Thirdly, holding on to past hurts that violated us as Image Bearers keeps us feeling worthless and shamed. At some point in our lives, we got the message that bad things would not have happened to me if I was worth more. This is a lie. When someone harms another person, they are selfishly taking what does not belong to them. This is another blog post to come, but God does not make different classes of people. We are all equally image bearers. The Bible contains a treasury of verses teaching that God does not have favorites. He does not make “throw away girls” and “good girls”. He creates every girl to be loved and cherished, imbuing each of us with value because He created us to belong to Him. I have felt like a “throw away girl.” I found freedom in declaring that the abuse I suffered is sin. I agreed with God (repented). I released the abuse and the abuser to be judge by God, therefore, I can stop judging myself as worth-less than the abuser or others who have not been abused. We are equal in God’s sight. We are “sheep that have gone astray each of us to our own way.” There is nothing in us that deserved to be harmed, rather, we each have free will. We can freely choose to follow God, or we can freely choose to harm others to fulfill our selfish desires. Abuse is about the abuser not the innocent. Now, we can face the aftermath of the abuse. Many of us begin to self-abuse. Hand in hand, repentance and forgiveness, we go back to my first point and ask God to forgive us because we have self-abused. We’ve damaged ourselves. We need to repair the relationship with ourselves.
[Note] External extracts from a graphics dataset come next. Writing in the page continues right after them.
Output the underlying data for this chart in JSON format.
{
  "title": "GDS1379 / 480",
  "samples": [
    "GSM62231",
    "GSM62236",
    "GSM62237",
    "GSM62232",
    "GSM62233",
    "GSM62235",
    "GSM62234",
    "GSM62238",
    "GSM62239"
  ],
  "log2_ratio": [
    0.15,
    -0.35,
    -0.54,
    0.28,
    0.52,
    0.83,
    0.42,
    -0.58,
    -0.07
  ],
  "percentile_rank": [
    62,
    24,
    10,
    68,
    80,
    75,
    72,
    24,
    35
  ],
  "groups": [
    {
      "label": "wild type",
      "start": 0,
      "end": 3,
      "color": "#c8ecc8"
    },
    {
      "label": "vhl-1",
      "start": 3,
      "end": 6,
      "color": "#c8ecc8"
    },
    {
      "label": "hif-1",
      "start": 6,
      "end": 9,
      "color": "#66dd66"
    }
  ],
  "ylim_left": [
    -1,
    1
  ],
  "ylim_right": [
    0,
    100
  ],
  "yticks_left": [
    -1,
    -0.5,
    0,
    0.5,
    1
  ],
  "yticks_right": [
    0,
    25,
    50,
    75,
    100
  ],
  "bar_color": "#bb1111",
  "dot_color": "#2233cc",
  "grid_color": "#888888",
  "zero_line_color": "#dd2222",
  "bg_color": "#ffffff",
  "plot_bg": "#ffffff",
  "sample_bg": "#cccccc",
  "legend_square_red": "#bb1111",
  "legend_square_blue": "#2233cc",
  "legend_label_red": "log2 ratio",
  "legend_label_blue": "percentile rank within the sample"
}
Conviction is a good feeling leading us to grace. Condemnation makes us feel hopeless. We never enter a time of confession without Jesus’s grace. The price has been paid. We have no fear in uncovering our hurts or bad deeds before our God. Freedom is found in repentance. Holding on to our sin is like playing tug-of-war. As long as the people on each end of the rope are tugging, we are at war. We let go of our end of the rope by making confession and forgiving those who have hurt us. No matter how hard they may tug on their end, if we’ve released ours, the war is over. But until we have released the rope, we are still a prisoner of war. If this seems too difficult to do that’s because we must move from a place of power to confessing we are powerless.